Room: Track 4
Purpose: To validate a machine learning (ML) algorithm predicting the use of intracavitary (IC) versus hybrid interstitial (HIS) applicators for high-dose-rate cervical brachytherapy by assessing agreement between clinically used and ML predicted applicators in a replanning study.
Methods: A dataset of 233 fractions using IC or HIS applicators was employed to train and validate a supervised classification ML algorithm. The train/test process was repeated for 1,000 random selections of training/testing data. Fractions where the ML prediction and clinically used applicator disagreed in >5% of 1,000 iterations were selected for replanning using the ML predicted applicator. To replan HIS to IC, needle dwell positions were zeroed. To replan IC to HIS, needles were digitized parallel to the tandem in positions where there was significant spread of the high-risk clinical target volume (HR-CTV).
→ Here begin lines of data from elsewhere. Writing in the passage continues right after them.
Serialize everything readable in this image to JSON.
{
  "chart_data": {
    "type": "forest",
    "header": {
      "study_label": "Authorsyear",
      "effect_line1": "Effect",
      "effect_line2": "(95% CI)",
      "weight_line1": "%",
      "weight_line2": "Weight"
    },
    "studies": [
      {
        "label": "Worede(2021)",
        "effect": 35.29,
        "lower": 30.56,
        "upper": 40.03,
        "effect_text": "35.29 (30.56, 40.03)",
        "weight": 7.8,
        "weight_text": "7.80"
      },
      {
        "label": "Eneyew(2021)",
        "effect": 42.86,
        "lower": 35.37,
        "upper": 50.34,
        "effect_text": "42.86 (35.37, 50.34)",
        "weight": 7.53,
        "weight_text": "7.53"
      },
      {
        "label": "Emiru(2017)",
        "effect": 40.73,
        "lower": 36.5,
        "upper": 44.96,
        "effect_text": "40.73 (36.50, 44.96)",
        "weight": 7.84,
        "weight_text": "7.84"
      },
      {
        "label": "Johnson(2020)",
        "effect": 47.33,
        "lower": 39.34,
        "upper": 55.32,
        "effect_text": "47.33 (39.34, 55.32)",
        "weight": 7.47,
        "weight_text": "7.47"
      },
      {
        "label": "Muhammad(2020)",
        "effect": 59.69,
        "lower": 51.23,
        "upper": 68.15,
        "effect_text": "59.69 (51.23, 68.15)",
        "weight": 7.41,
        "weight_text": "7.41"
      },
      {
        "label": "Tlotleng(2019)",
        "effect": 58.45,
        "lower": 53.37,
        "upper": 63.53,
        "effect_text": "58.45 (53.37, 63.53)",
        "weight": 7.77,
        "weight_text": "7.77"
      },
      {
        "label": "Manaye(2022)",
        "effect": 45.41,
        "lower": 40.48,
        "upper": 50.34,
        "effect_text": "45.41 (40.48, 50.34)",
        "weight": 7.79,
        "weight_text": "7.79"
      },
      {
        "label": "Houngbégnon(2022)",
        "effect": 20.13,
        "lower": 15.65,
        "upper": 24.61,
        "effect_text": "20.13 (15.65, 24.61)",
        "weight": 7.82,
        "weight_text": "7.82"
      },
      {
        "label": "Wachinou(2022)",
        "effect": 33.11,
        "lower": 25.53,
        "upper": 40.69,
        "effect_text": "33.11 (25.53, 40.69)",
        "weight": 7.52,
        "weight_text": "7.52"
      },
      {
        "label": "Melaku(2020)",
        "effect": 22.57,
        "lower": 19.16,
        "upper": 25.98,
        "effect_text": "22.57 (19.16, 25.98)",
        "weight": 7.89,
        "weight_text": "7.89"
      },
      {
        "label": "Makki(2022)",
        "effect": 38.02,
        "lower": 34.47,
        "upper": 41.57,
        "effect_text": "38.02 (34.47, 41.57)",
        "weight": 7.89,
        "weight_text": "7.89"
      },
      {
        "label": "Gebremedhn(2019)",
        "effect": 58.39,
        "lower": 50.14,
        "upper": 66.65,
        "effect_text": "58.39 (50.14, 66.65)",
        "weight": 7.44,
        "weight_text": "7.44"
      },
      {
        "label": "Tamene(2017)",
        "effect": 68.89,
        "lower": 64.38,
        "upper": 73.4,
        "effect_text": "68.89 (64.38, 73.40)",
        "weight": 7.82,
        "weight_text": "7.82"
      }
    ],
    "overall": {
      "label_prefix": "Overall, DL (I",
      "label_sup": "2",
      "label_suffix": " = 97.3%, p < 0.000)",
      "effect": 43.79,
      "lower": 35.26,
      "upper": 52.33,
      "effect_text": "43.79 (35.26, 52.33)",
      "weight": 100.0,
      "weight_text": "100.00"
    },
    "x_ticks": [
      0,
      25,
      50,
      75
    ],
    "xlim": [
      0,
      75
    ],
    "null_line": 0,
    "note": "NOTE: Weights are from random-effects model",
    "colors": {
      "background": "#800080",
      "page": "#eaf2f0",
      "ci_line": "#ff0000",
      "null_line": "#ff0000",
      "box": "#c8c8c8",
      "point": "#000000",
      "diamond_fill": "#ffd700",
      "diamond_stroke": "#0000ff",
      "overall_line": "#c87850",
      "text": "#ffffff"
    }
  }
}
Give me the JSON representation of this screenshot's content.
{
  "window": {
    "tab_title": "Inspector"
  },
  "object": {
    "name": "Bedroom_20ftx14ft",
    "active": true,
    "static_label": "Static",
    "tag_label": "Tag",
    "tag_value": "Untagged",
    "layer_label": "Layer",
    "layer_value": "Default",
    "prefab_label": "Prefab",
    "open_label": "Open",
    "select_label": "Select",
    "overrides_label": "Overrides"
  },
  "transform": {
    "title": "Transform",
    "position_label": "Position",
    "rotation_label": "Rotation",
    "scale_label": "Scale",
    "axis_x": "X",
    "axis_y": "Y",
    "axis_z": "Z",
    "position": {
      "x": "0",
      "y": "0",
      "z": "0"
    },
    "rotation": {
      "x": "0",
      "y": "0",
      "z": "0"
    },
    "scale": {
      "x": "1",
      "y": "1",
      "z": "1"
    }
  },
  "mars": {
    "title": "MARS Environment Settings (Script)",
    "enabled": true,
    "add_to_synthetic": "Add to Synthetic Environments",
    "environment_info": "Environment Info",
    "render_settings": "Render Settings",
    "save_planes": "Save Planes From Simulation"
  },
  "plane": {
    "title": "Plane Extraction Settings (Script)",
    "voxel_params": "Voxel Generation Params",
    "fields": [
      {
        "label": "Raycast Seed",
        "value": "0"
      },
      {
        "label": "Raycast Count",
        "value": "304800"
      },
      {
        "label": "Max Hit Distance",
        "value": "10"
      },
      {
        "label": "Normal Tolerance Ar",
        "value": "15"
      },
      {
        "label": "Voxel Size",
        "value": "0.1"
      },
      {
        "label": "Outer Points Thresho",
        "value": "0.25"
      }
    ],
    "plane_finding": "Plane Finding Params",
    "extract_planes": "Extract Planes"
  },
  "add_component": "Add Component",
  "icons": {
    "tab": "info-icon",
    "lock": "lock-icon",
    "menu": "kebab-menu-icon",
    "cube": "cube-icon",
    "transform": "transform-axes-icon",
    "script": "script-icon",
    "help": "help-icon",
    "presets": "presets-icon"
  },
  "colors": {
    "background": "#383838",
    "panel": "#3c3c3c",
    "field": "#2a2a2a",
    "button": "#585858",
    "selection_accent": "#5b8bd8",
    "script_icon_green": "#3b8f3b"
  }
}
Replan quality was assessed based on EQD2 changes of dose-volume histogram (DVH) metrics for the HR-CTV and organs-at-risk (OARs). A difference (replan – original) of 50cGy/fraction was considered a clinically significant change.
Results: 11 IC and 10 HIS fractions met the criteria for replanning. For the 11 IC to HIS replans, the mean HR-CTV D90 differences (22.7cGy) were not significant, but mean OAR differences for bladder (-118.1cGy), rectum (-68.0cGy), and sigmoid D2cc (-50.2cGy) were. For the 10 HIS to IC plans, differences in mean HR-CTV D90 (-34.0cGy), bladder (20.9cGy), rectum (37.6cGy), and sigmoid D2cc (16.8cGy) were not significant.
Conclusion: Misidentified IC plans benefited from HIS needles for OAR dose reduction while maintaining comparable HR-CTV D90, indicating an underuse of needles in some cases. Misidentified HIS plans saw no significant DVH metric changes. For these plans, the IC applicator could have delivered a comparable tumor dose with a less invasive procedure. This establishes ML’s ability to more accurately identify the use of IC versus HIS applicators, validating the algorithm’s performance.